Adult Film Actress Elle Knox Claims She Was Kicked From United Airlines Flight Over Speech on George Floyd Death

Australian adult film actress Elle Knox claimed she was removed from a United Airlines flight [...]

Australian adult film actress Elle Knox claimed she was removed from a United Airlines flight after she gave a speech about George Floyd's death. Knox said she was on a flight from Houston to San Francisco to make a connection back to Sydney on Tuesday when she offered her thoughts on the situation. A United Airlines spokesman said Knox was pulled off the plane because she refused to stay seated while the plane was still on the runway.

In a series of tweets, the 28-year-old Knox said she stood up to speak the moment her plane landed. "This isn't my country, I'm an Australian. But I've noticed your democracy being threatened," Knox said, according to her tweets. "Do not be complacent. Decide what side of history you'd like to be on." Some travelers "felt threatened" and called police, Knox said. She was escorted off the plane and claims she was told she could not make "police statements" on the plane.

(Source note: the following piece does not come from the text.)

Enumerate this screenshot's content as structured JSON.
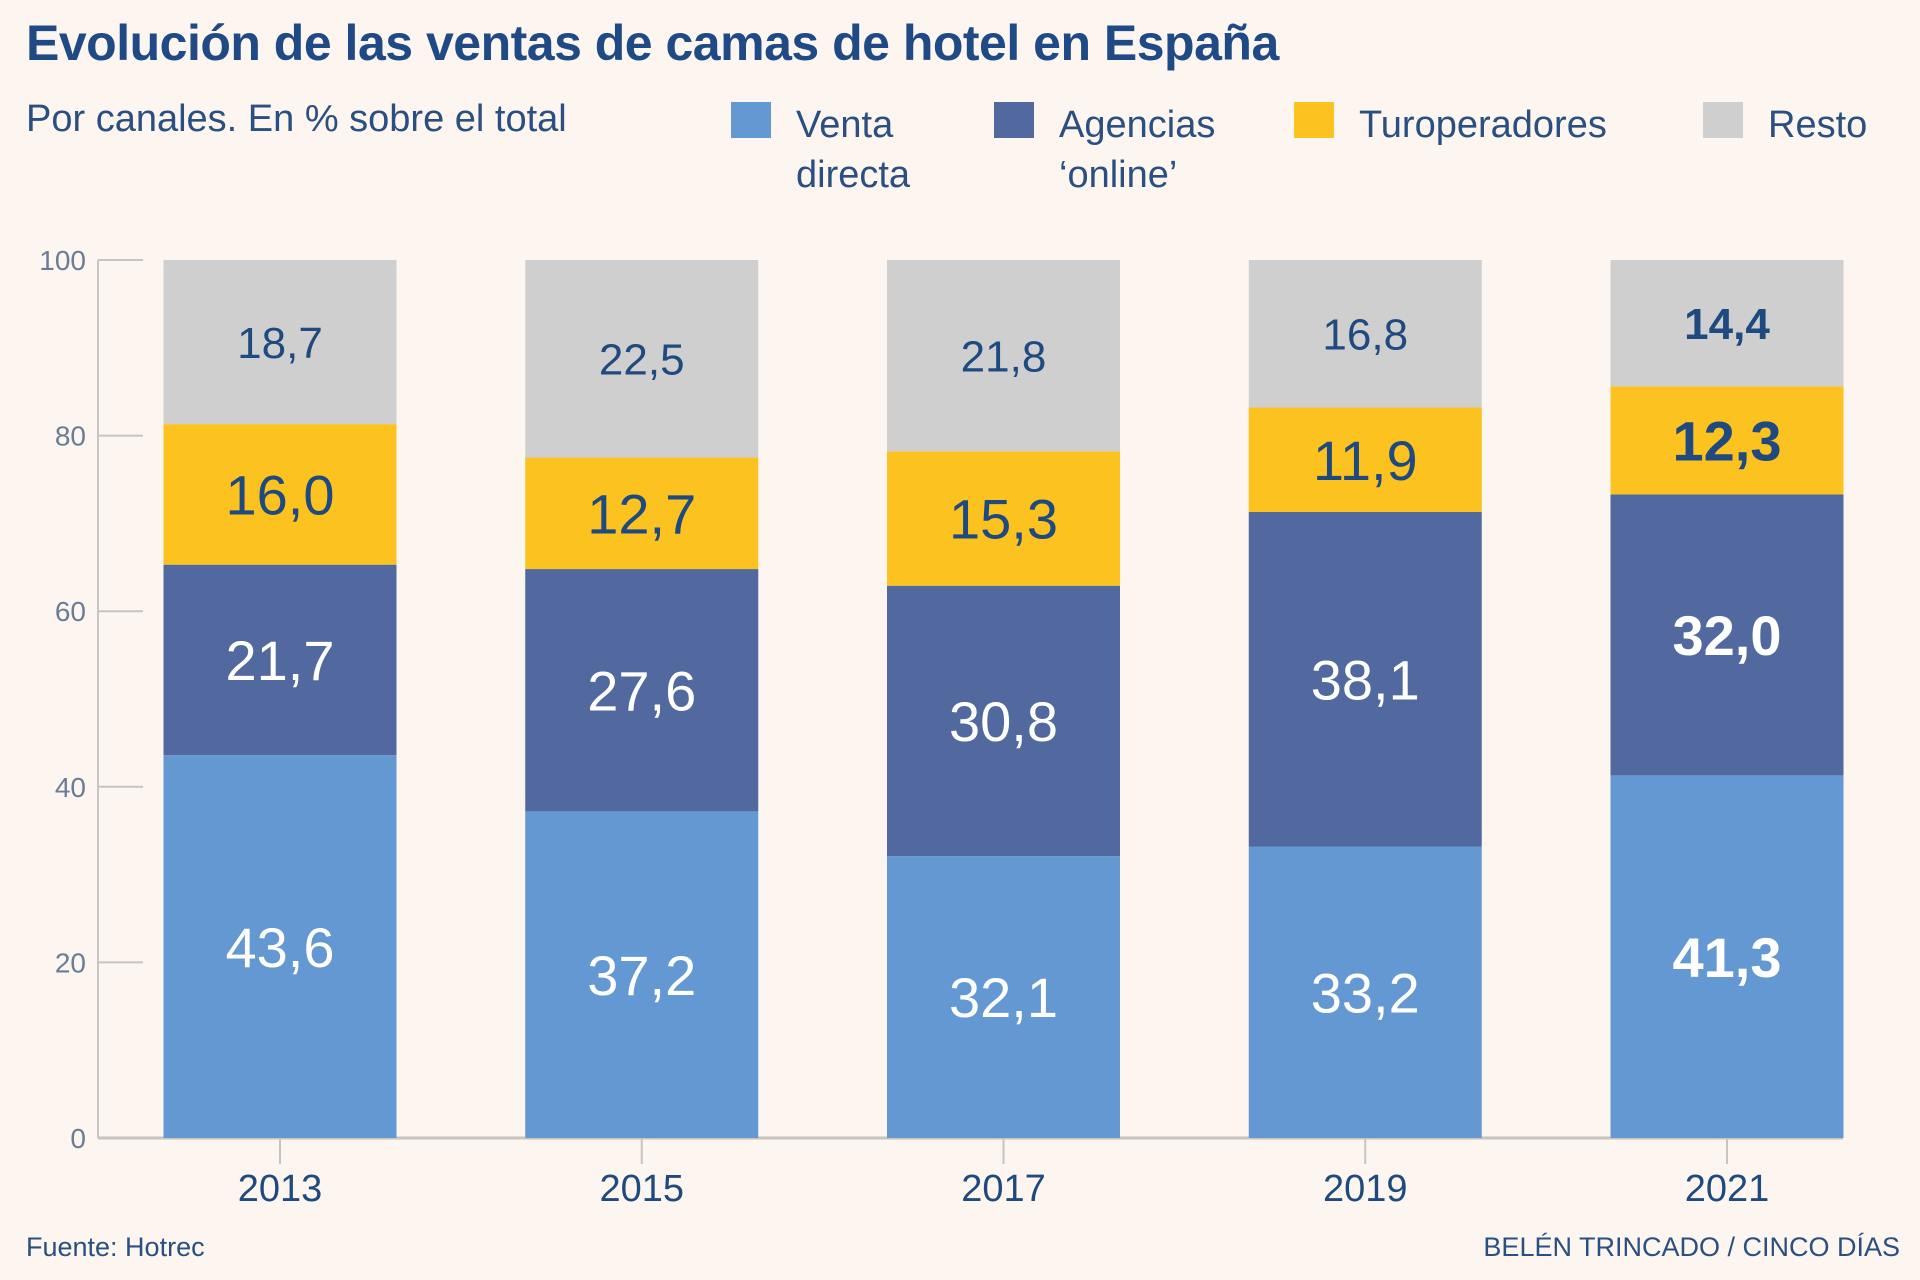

United Airlines spokesman Frank Benati told the New York Post Knox was escorted off the plane because she "got up and started yelling" right as the plane landed. "You can't stand on an active runway. Nobody can. It's a safety issue," he said, adding that the content of Knox's speech had nothing to do with the situation. The airline also confirmed Knox apologized and was allowed to continue to Syndey.

"This customer refused to follow strict crewmember instructions about standing up while our flight attendants were in their jump seats and the aircraft was taxiing on the runway," the airline said. "Law enforcement involvement was entirely due to the safety and security of the passengers, crew, and the aircraft itself. After speaking with the customer regarding this incident — who later apologized for her actions — she was allowed to continue her journey to Sydney."

One Twitter user asked Knox why she did not just attend a protest. She said she would if she could, but cannot, so she "used my voice where I could." She would "rather do what I did than stay silent," she explained. "I had a chance for 300+ people to hear what I had to say & I took it."

The death of Floyd in Minneapolis police custody inspired Black Lives Matter protests around the world, including in Australia. On Saturday, 10,000 people protested in Sydney after a court overturned an injunction ruling protests illegal due to social distancing restrictions, reports CNN. There were also protests in Brisbane, Melbourne and Adelaide.

The protests were organized by indigenous rights groups, who called for justice in several cases of deaths in police custody. In Sydney, protesters found similarities between Floyd's death and the 2015 death of David Dungay, an Aboriginal man who died in a prison. His family said Dungay's last words were "I can't breathe," just like Floyd. Dungay died after he was restrained by at least four prison officers, according to his family's lawyer, and his family wants the officers to face criminal charges.